As my friend and the driver discussed the issue, the passenger looked at me, smiled, waved, then asked how long we would be staying there.

“Oh, just the night? Absolutely, that’s fine. No problem!” he said.

The entire conversation had changed knowing we would be spending the night.

He looked back at me, smiled and waved. This probably happened another two or three times.



You might be thinking one of two things: This seems like a friendly guy who was concerned about his safety and was now at ease since we didn’t pose a risk to him, or “Oh, hell no.”

I’ve traveled on solo trips through southwestern Virginia, western North Carolina, Spain, Argentina, Patagonia as well as other places. I know when someone is being friendly and when someone is not.

The men decided to leave and return to their camper about a quarter-mile down the dirt road from where we were.

I told my friend we needed to leave. My instincts were screaming at me that this was no longer a safe place for me to sleep, and it would be better to pack up and move on. As soon as we did, I felt better.

You can chalk this up to paranoia, but as more women get outdoors and explore awe-inspiring parks and remote places, I feel instinct is your most important safety tool.

One of my sources with the police department told me many victims later tell him they had a “bad feeling” about a situation or a person, but dismissed it thinking they were being irrational or overly fearful.

Trust your gut instinct. It is common knowledge that your body’s fight or flight response is triggered when the brain senses danger and releases a flood of hormones and chemicals designed to create a certain response, often adrenal-based. Intuition plays a role in when that response is triggered.

Traveling is often a time when you learn to take the hand of a stranger and live in properties owned by someone you don’t know, sometimes with more strangers. It’s also important to note that the vast majority of people are good.

I hiked the Mount Fitz Roy trail in Argentina’s Patagonia with a German man I had met the day before. It was one of the most memorable experiences I’ve ever had.

But I feel that women are told far too often to ignore their instincts, to not “be crazy” or dismiss someone who is just “being friendly.” In reality, listening to your instincts is one of the best ways to protect yourself.
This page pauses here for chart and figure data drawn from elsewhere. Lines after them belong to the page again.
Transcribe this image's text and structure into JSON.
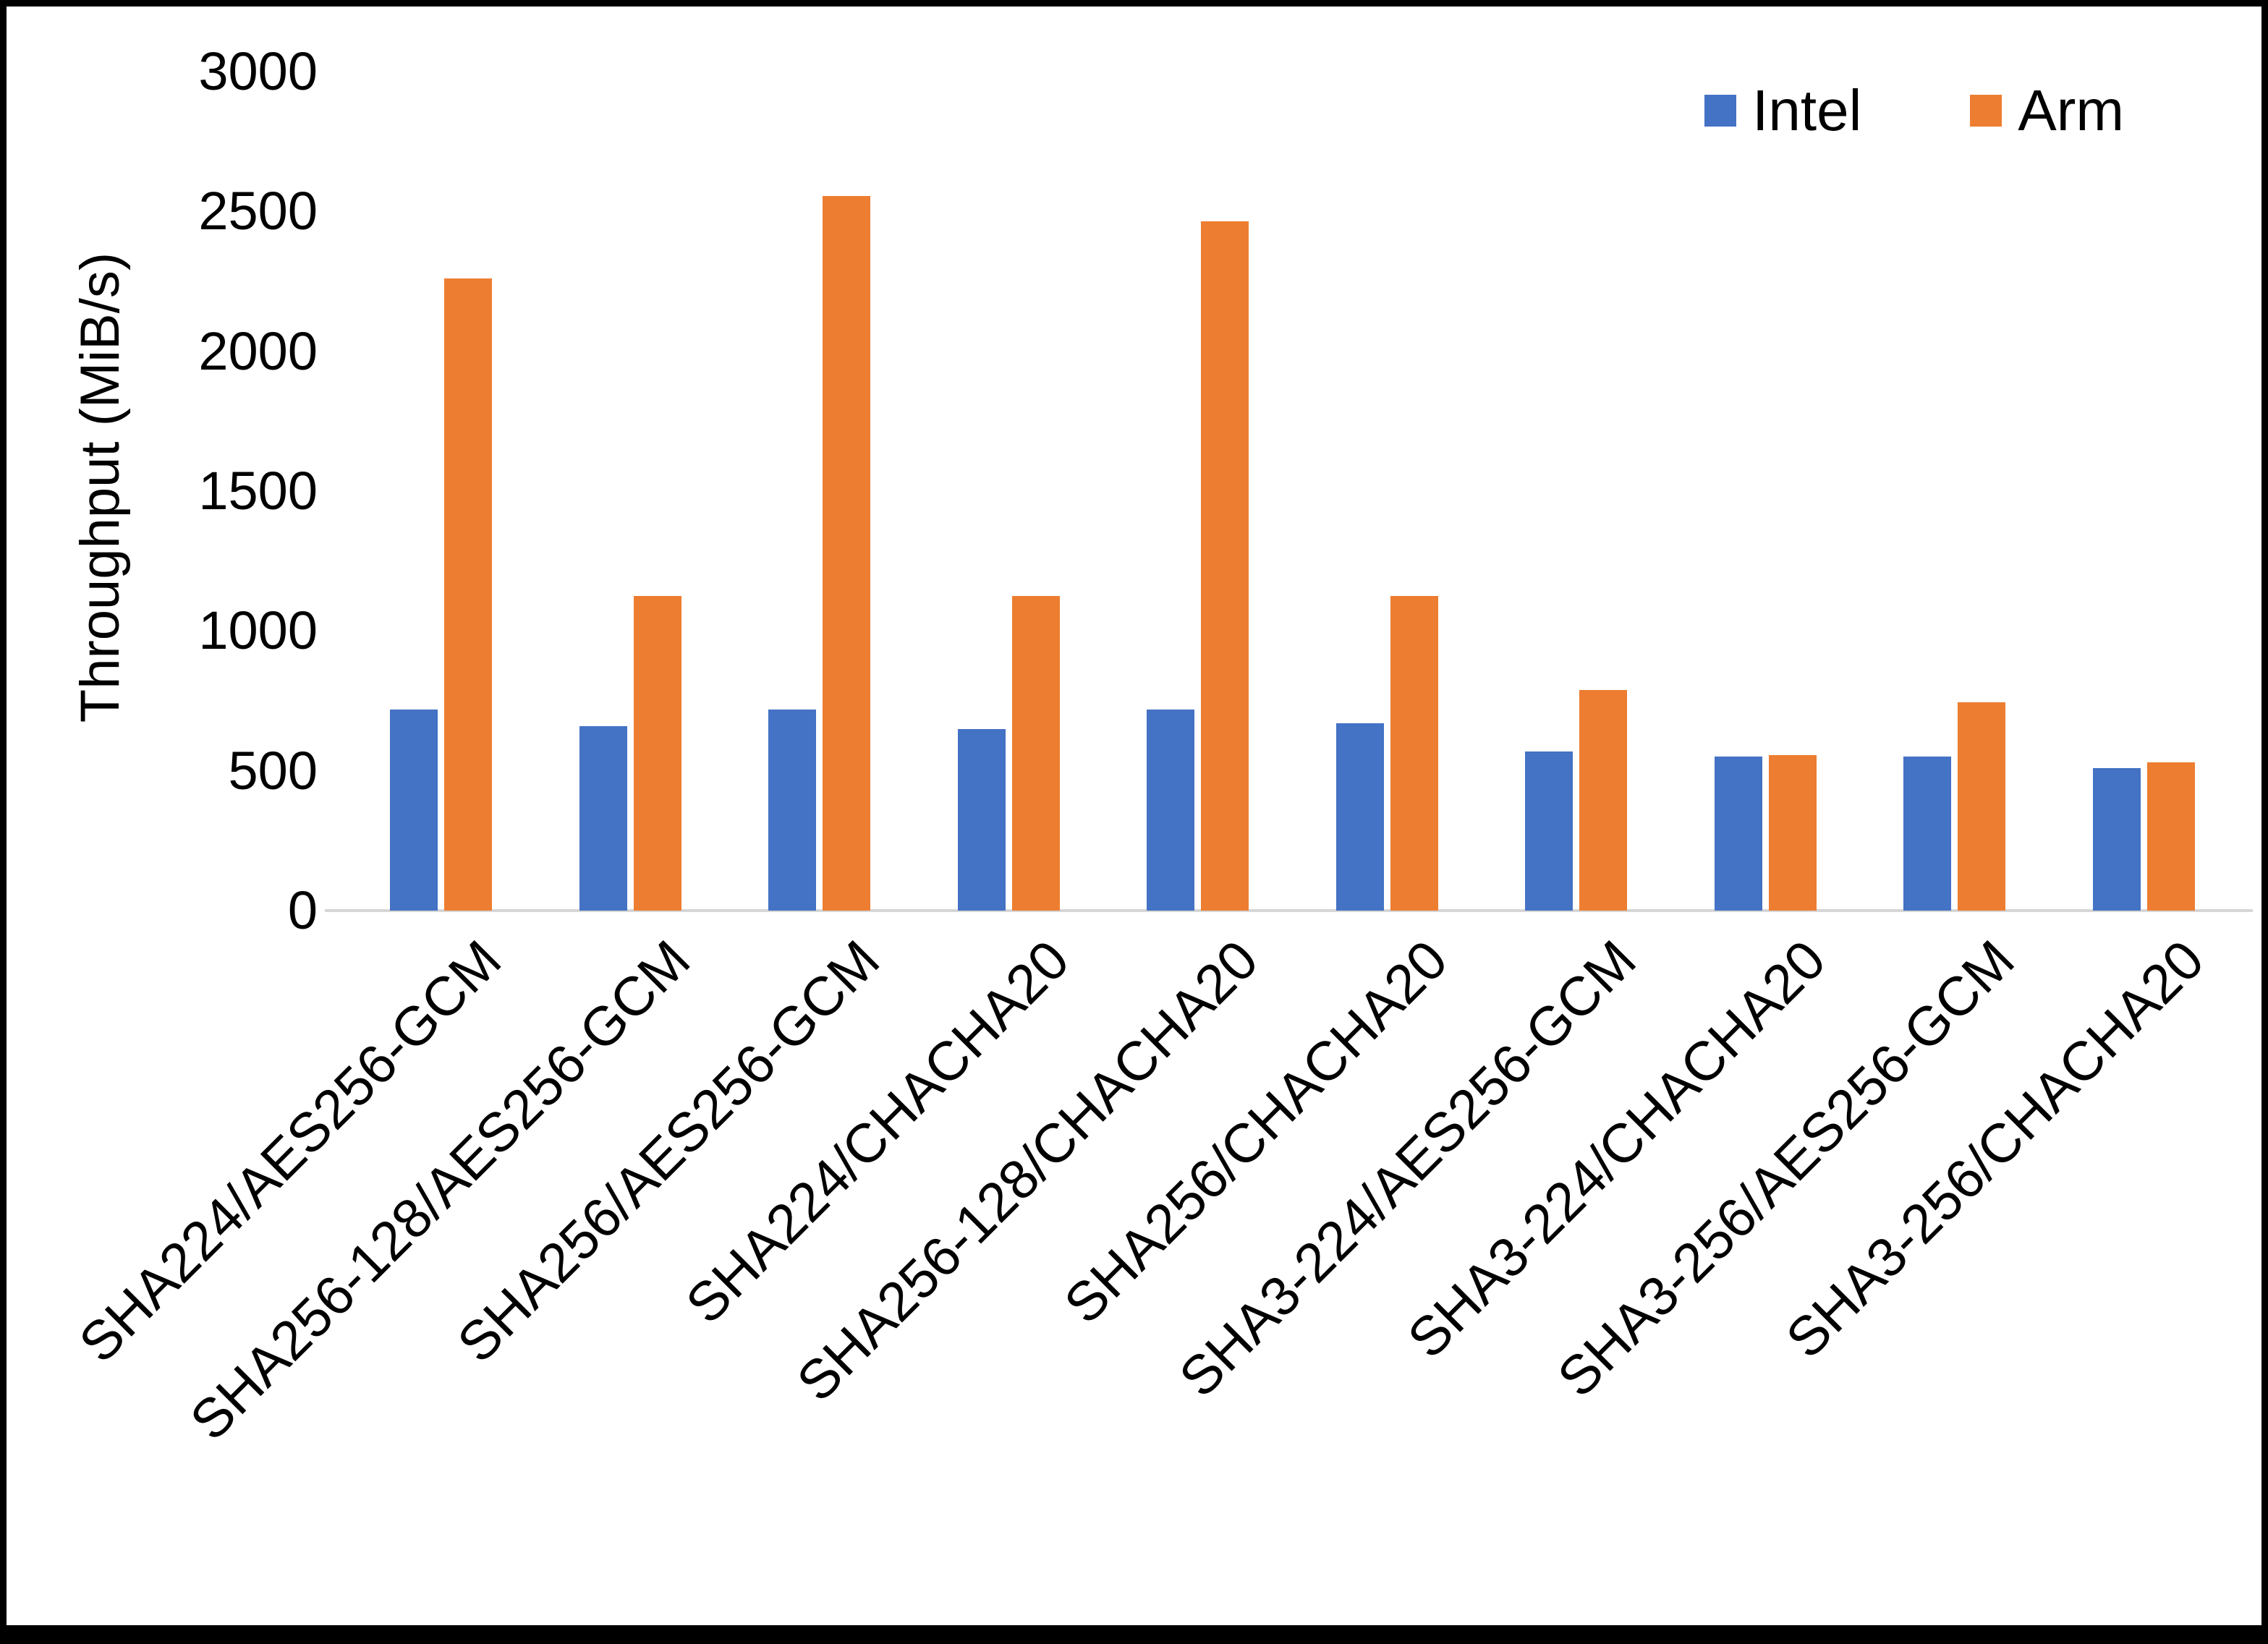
{
  "chart_data": {
    "type": "bar",
    "title": "",
    "xlabel": "",
    "ylabel": "Throughput (MiB/s)",
    "ylim": [
      0,
      3000
    ],
    "yticks": [
      0,
      500,
      1000,
      1500,
      2000,
      2500,
      3000
    ],
    "grid": false,
    "legend_position": "top-right",
    "background_color": "#FFFFFF",
    "border_color": "#000000",
    "axis_line_color": "#D6D6D6",
    "categories": [
      "SHA224/AES256-GCM",
      "SHA256-128/AES256-GCM",
      "SHA256/AES256-GCM",
      "SHA224/CHACHA20",
      "SHA256-128/CHACHA20",
      "SHA256/CHACHA20",
      "SHA3-224/AES256-GCM",
      "SHA3-224/CHACHA20",
      "SHA3-256/AES256-GCM",
      "SHA3-256/CHACHA20"
    ],
    "series": [
      {
        "name": "Intel",
        "color": "#4472C4",
        "values": [
          720,
          660,
          720,
          650,
          720,
          670,
          570,
          550,
          550,
          510
        ]
      },
      {
        "name": "Arm",
        "color": "#ED7D31",
        "values": [
          2260,
          1125,
          2555,
          1125,
          2465,
          1125,
          790,
          555,
          745,
          530
        ]
      }
    ]
  }
}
Absolutely, it’s important to prepare yourself with whatever tools and knowledge you feel are necessary to ensure your safety. And it’s imperative to plan trips, be aware of the dangers a place can pose and communicate with friends or family about when and where you’re going.

But trust your instincts. Be rude, be awkward, put your foot down if you need to, and never apologize for knowing what is best for you and your safety.

(4) comments

Grace Perez

Well said, Ms. Traxler. I bet most adult women have at some point had similar encounters to those you describe, whether it's while camping or something as mundane as sitting at a bar. I've been fortunate in never having a truly dangerous encounter, but as you say, it's vital to trust your gut. No shame in keeping safe.

Richard Reinders

Always maintain situational awareness, and if you see someone your worried about eye ball him hard and often, attackers like people that are not paying attention and are easy targets, not people that are highly aware of their presence. Small bear spray is good for many things dogs and people.

Douglas Traxler

Well said, Victoria! Unfortunately there are creeps out in the big wide world. Keep that bear spray at hand!

Rachel Thompson

I was camping with my boyfriend in the smoky mountains very early one spring and we were approached in the morning by two men who were saying generic friendly things but were just creepy as all get out. One was squatting and one was standing and my sense was that they could move in our direction very quickly if they chose to. My boyfriend didn’t get bad vibes but my legs were shaking and I was digging in my bag for the little Swiss Army knife I had. The only thing I had. And then thank God they went away. And no, I do not regret that we were not carrying a gun.